Tribunal rejeita rescisória contra reintegração de empregado que perdeu 70% da audição
A Subseção 2 Especializada em Dissídios Individuais
(SDI-2) do Tribunal Superior do Trabalho rejeitou, na sessão de ontem
(14), recurso em ação rescisória da ACIP - Aparelho de Controle e
Indústria de Precisão Ltda. e manteve decisão que a condenou a
reintegrar um empregado demitido após perder 70% da sua audição em
decorrência dos ruídos do trabalho que executava.
Na
ação principal, o empregado, que exercia a função de ajudante geral,
pleiteou sua reintegração com base em cláusula da convenção coletiva de
trabalho da categoria que garantia a estabilidade ao empregado acometido
de doença profissional. Embora o laudo pericial tenha atestado que o
empregado portador de disacusia neurosensorial bilateral de grau
moderado decorrente da exposição ao ruído, o juízo de primeiro grau
concluiu pela não redução na capacidade de trabalho dele e indeferiu seu
pedido de reintegração e efeitos legais.
Contudo,
ao analisar o parecer do perito, o Tribunal Regional do Trabalho da 15ª
Região (Campinas/SP) constatou que antes de sua admissão o empregado
não possuía qualquer deficiência auditiva.

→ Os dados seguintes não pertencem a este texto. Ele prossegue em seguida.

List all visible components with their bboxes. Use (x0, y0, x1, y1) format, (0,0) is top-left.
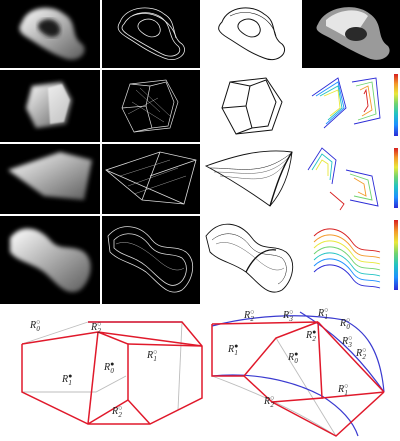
contour-loop-hole (345, 27, 367, 41)
linedrawing-prism-shape (221, 77, 283, 135)
contour-prism-plot (311, 77, 381, 129)
cell-r3-c2 (102, 144, 200, 214)
cell-r2-c2 (102, 70, 200, 142)
cell-r3-c3 (202, 144, 300, 214)
label-r1-bottom-right-sheet: R○ 1 (337, 382, 348, 397)
label-r0-outer: R○ 0 (29, 318, 40, 333)
row-4-twisted-band (0, 216, 400, 304)
label-r2-top: R○ 2 (90, 320, 101, 335)
cell-r4-c3 (202, 216, 300, 304)
cell-r1-c2 (102, 0, 200, 68)
cell-r3-c4 (302, 144, 400, 214)
label-r1-right: R○ 1 (146, 348, 157, 363)
prism-red-edges (21, 321, 203, 425)
contour-loop-highlight (326, 10, 368, 40)
sheet-red-edges (211, 321, 385, 437)
row-3-folded-sheet (0, 144, 400, 214)
colorbar-row-3 (394, 148, 398, 208)
density-band-shape (10, 228, 91, 293)
colorbar-row-4 (394, 220, 398, 290)
label-r0-center-sheet: R● 0 (287, 350, 298, 365)
label-r2-bottom: R○ 2 (111, 404, 122, 419)
boundary-loop-shape (117, 7, 185, 60)
label-r0-center: R● 0 (103, 360, 114, 375)
linedrawing-band-shape (205, 223, 294, 293)
label-r1-top-sheet: R○ 1 (317, 306, 328, 321)
label-r2-right-sheet: R○ 2 (355, 346, 366, 361)
sheet-partition-diagram: R○ 2 R○ 3 R○ 1 R○ 0 R● 1 R● 2 R● 0 R○ 3 R○ 2 R○ 1 … (211, 306, 385, 437)
prism-hidden-edges (21, 321, 183, 411)
prism-partition-diagram: R○ 0 R○ 2 R○ 1 R● 1 R● 0 R○ 2 (21, 318, 203, 425)
label-r2-bottom-sheet: R○ 2 (263, 394, 274, 409)
boundary-prism-shape (121, 79, 179, 133)
label-r1-left: R● 1 (61, 372, 72, 387)
boundary-sheet-shape (105, 151, 197, 205)
label-r2-center-sheet: R● 2 (305, 328, 316, 343)
cell-r2-c4 (302, 70, 400, 142)
colorbar-row-2 (394, 74, 398, 136)
cell-r1-c3 (202, 0, 300, 68)
density-prism-face (48, 84, 70, 124)
linedrawing-loop-shape (218, 7, 286, 60)
row-2-prism (0, 70, 400, 142)
label-r3-top-sheet: R○ 3 (282, 308, 293, 323)
label-r0-right-sheet: R○ 0 (339, 316, 350, 331)
cell-r2-c3 (202, 70, 300, 142)
row-1-twisted-loop (0, 0, 400, 68)
label-r2-top-sheet: R○ 2 (243, 308, 254, 323)
label-r3-right-sheet: R○ 3 (341, 334, 352, 349)
boundary-band-shape (107, 226, 194, 293)
contour-sheet-plot (307, 147, 379, 211)
contour-band-plot (313, 228, 381, 289)
density-loop-hole (37, 19, 61, 37)
label-r1-left-sheet: R● 1 (227, 342, 238, 357)
density-sheet-shape (8, 152, 92, 200)
cell-r4-c4 (302, 216, 400, 304)
linedrawing-sheet-shape (204, 150, 293, 207)
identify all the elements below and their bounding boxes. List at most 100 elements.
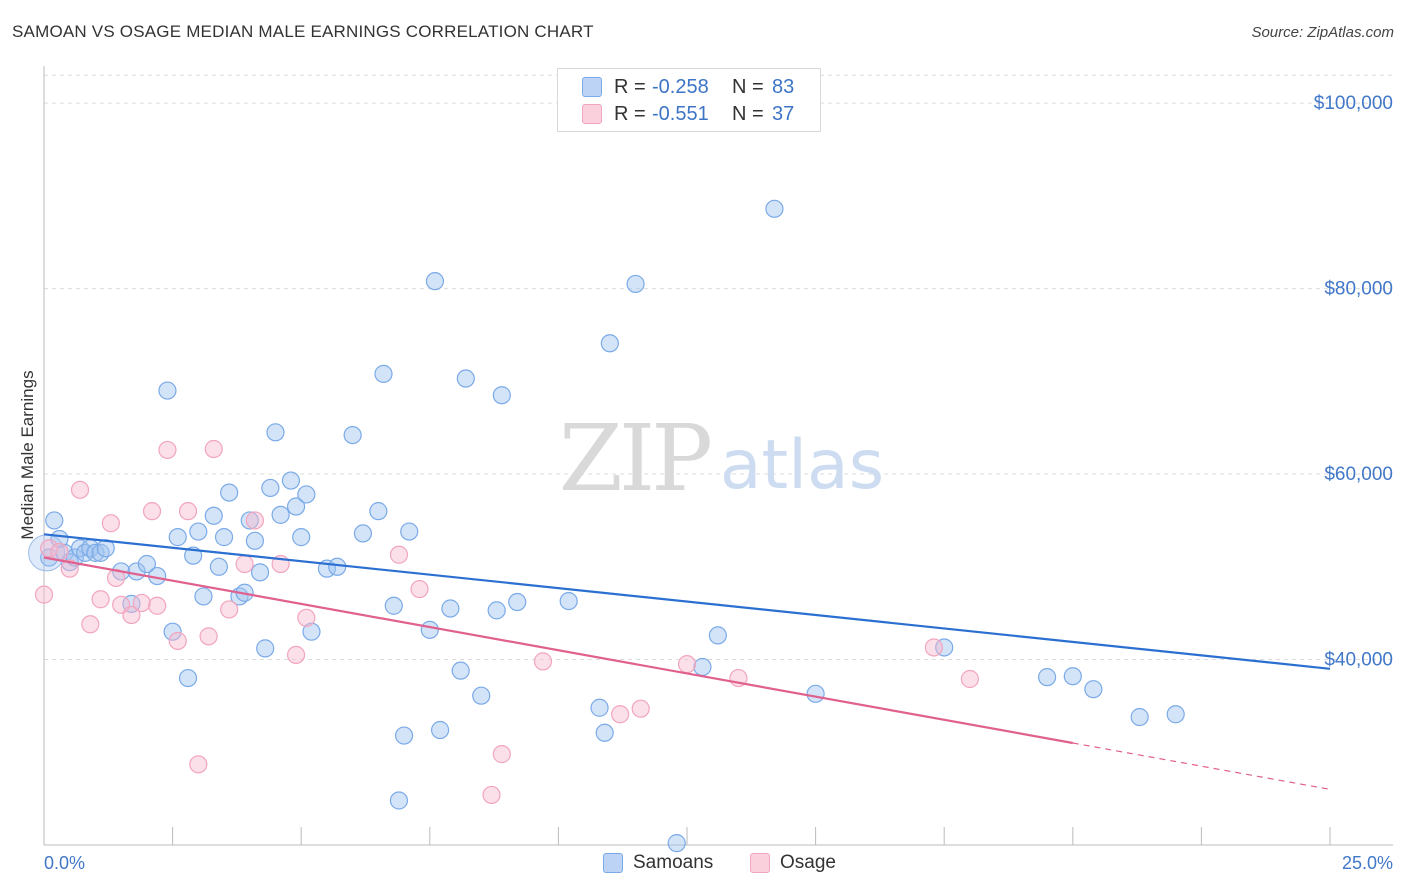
data-point-samoans bbox=[168, 528, 187, 547]
trend-line-osage-extension bbox=[1072, 742, 1331, 790]
data-point-samoans bbox=[343, 425, 362, 445]
data-point-osage bbox=[50, 542, 69, 562]
trend-line-osage bbox=[43, 556, 1073, 745]
data-point-samoans bbox=[271, 505, 290, 524]
trend-lines bbox=[43, 533, 1331, 790]
data-point-osage bbox=[101, 514, 120, 533]
data-point-osage bbox=[482, 785, 501, 805]
data-point-samoans bbox=[220, 483, 239, 502]
data-point-osage bbox=[189, 755, 208, 774]
series-samoans-points bbox=[28, 199, 1185, 853]
legend-item-samoans[interactable]: Samoans bbox=[603, 852, 713, 874]
data-point-samoans bbox=[158, 381, 177, 400]
data-point-osage bbox=[91, 590, 110, 609]
data-point-osage bbox=[533, 652, 553, 671]
data-point-osage bbox=[34, 585, 54, 604]
data-point-samoans bbox=[389, 791, 409, 810]
data-point-osage bbox=[410, 579, 429, 599]
data-point-osage bbox=[178, 502, 198, 521]
data-point-samoans bbox=[292, 528, 311, 547]
data-point-samoans bbox=[240, 511, 259, 530]
data-point-samoans bbox=[209, 557, 228, 576]
legend-label-samoans: Samoans bbox=[633, 852, 714, 873]
legend-swatch-osage bbox=[750, 853, 770, 873]
x-tick-label-max: 25.0% bbox=[1342, 853, 1393, 873]
data-point-osage bbox=[297, 608, 316, 627]
data-point-samoans bbox=[189, 522, 208, 541]
legend-n-value: 83 bbox=[772, 75, 795, 98]
data-point-samoans bbox=[487, 601, 506, 620]
data-point-samoans bbox=[394, 726, 414, 745]
data-point-samoans bbox=[693, 657, 712, 677]
legend-label-osage: Osage bbox=[780, 852, 836, 873]
data-point-samoans bbox=[328, 557, 347, 576]
data-point-samoans bbox=[508, 592, 527, 612]
data-point-osage bbox=[677, 655, 697, 674]
data-point-samoans bbox=[204, 506, 223, 525]
data-point-samoans bbox=[425, 272, 445, 291]
data-point-samoans bbox=[935, 638, 954, 657]
data-point-samoans bbox=[626, 274, 645, 294]
data-point-samoans bbox=[266, 423, 285, 442]
data-point-samoans bbox=[250, 563, 270, 582]
data-point-osage bbox=[40, 539, 59, 558]
data-point-samoans bbox=[420, 620, 439, 639]
series-osage-points bbox=[34, 439, 980, 805]
data-point-samoans bbox=[1130, 707, 1149, 727]
data-point-osage bbox=[220, 600, 239, 619]
watermark-atlas: atlas bbox=[720, 426, 884, 505]
x-tick-label-min: 0.0% bbox=[44, 853, 85, 873]
legend-item-osage[interactable]: Osage bbox=[750, 852, 836, 874]
data-point-samoans bbox=[806, 684, 825, 703]
legend-r-value: -0.258 bbox=[652, 75, 709, 98]
data-point-samoans bbox=[261, 478, 280, 498]
data-point-samoans bbox=[451, 661, 470, 680]
data-point-samoans bbox=[600, 334, 619, 353]
data-point-samoans bbox=[492, 386, 511, 405]
source-label: Source: ZipAtlas.com bbox=[1251, 24, 1394, 41]
data-point-samoans bbox=[765, 199, 784, 218]
data-point-samoans bbox=[245, 531, 265, 550]
watermark-zip: ZIP bbox=[559, 405, 710, 512]
data-point-osage bbox=[286, 645, 306, 664]
legend-r-value: -0.551 bbox=[652, 102, 709, 125]
data-point-osage bbox=[148, 596, 167, 615]
legend-n-label: N = bbox=[732, 75, 764, 98]
data-point-samoans bbox=[559, 591, 578, 611]
data-point-osage bbox=[960, 669, 980, 689]
data-point-samoans bbox=[353, 524, 373, 543]
data-point-samoans bbox=[384, 596, 403, 615]
data-point-samoans bbox=[441, 599, 460, 618]
data-point-samoans bbox=[667, 834, 686, 853]
y-tick-label: $80,000 bbox=[1324, 279, 1393, 300]
legend-n-label: N = bbox=[732, 102, 764, 125]
data-point-samoans bbox=[472, 686, 491, 705]
watermark: ZIP atlas bbox=[559, 405, 884, 512]
data-point-samoans bbox=[256, 639, 275, 658]
legend-r-label: R = bbox=[614, 102, 646, 125]
data-point-osage bbox=[631, 699, 650, 718]
legend-swatch-osage bbox=[582, 104, 602, 124]
data-point-osage bbox=[132, 593, 151, 613]
data-point-samoans bbox=[369, 502, 388, 521]
data-point-osage bbox=[204, 439, 223, 459]
data-point-samoans bbox=[178, 668, 198, 688]
data-point-samoans bbox=[286, 497, 306, 516]
data-point-samoans bbox=[1037, 668, 1057, 687]
data-point-samoans bbox=[1084, 680, 1103, 699]
data-point-osage bbox=[924, 638, 944, 657]
data-point-osage bbox=[158, 440, 177, 460]
data-point-samoans bbox=[590, 698, 609, 717]
series-legend: Samoans Osage bbox=[0, 852, 1406, 878]
correlation-legend: R = -0.258 N = 83 R = -0.551 N = 37 bbox=[557, 68, 821, 132]
y-tick-labels: $40,000 $60,000 $80,000 $100,000 bbox=[1314, 93, 1393, 670]
data-point-samoans bbox=[708, 626, 727, 645]
data-point-samoans bbox=[302, 622, 321, 641]
data-point-samoans bbox=[281, 471, 301, 490]
data-point-osage bbox=[492, 745, 511, 764]
trend-line-samoans bbox=[43, 533, 1331, 670]
legend-row-osage: R = -0.551 N = 37 bbox=[558, 100, 794, 128]
legend-n-value: 37 bbox=[772, 102, 795, 125]
data-point-samoans bbox=[194, 587, 213, 606]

Foi no curto período de
trabalho, no qual operou uma lixadeira sem o uso de protetores auditivos
e exposto a altos níveis de exposição acústica, que desenvolveu a
deficiência auditiva, que se agravaria, segundo o perito, caso
permanecesse na função habitual, com lesão de caráter irreversível.
Com
base nessas informações, o Regional reformou a sentença e determinou a
reintegração do operário em função compatível com seu estado de saúde,
fundamentando-se na cláusula da convenção coletiva e .
Fundamentou
sua decisão com base na alínea 4 da cláusula 44ª da Convenção Coletiva
(garantia da permanência na empresa dos empregados portadores de doença
profissional) e na Norma Regulamentadora nº 7 do Ministério do Trabalho e
Emprego, que reconhece os males causados aos trabalhadores expostos a
riscos ou situações que possam desencadear ou agravar doença
ocupacional.
Rescisória
Para
desconstruir essa decisão após seu trânsito em julgado, a ACIP ajuizou
ação rescisória no Regional alegando que o trabalhador não apresentava
perda auditiva significativa, não se justificando a reintegração. Disse
que a convenção coletiva estabeleceu que somente médico especializado em
otologia, vinculado ao antigo INAMPS, poderia fornecer atestado oficial
para assegurar a reintegração, especialização que o perito designado
pelo juízo não detinha.
Julgada
improcedente a ação rescisória, a ACIP ingressou com recurso ordinário à
SDI2. O relator, ministro Emmanoel Pereira, destacou que a pretensão da
empresa, amparada no inciso V do artigo 485 do Código de Processo
Civil, não era viável conforme a Súmula 410 do TST. Afirmar que o
trabalhador não era portador da doença auditiva relatada no acórdão do
Regional, como pretendia a ACIP, segundo o ministro, exigiria rever
fatos e provas no processo principal, procedimento vedado em sede de
ação rescisória, como prevê a súmula.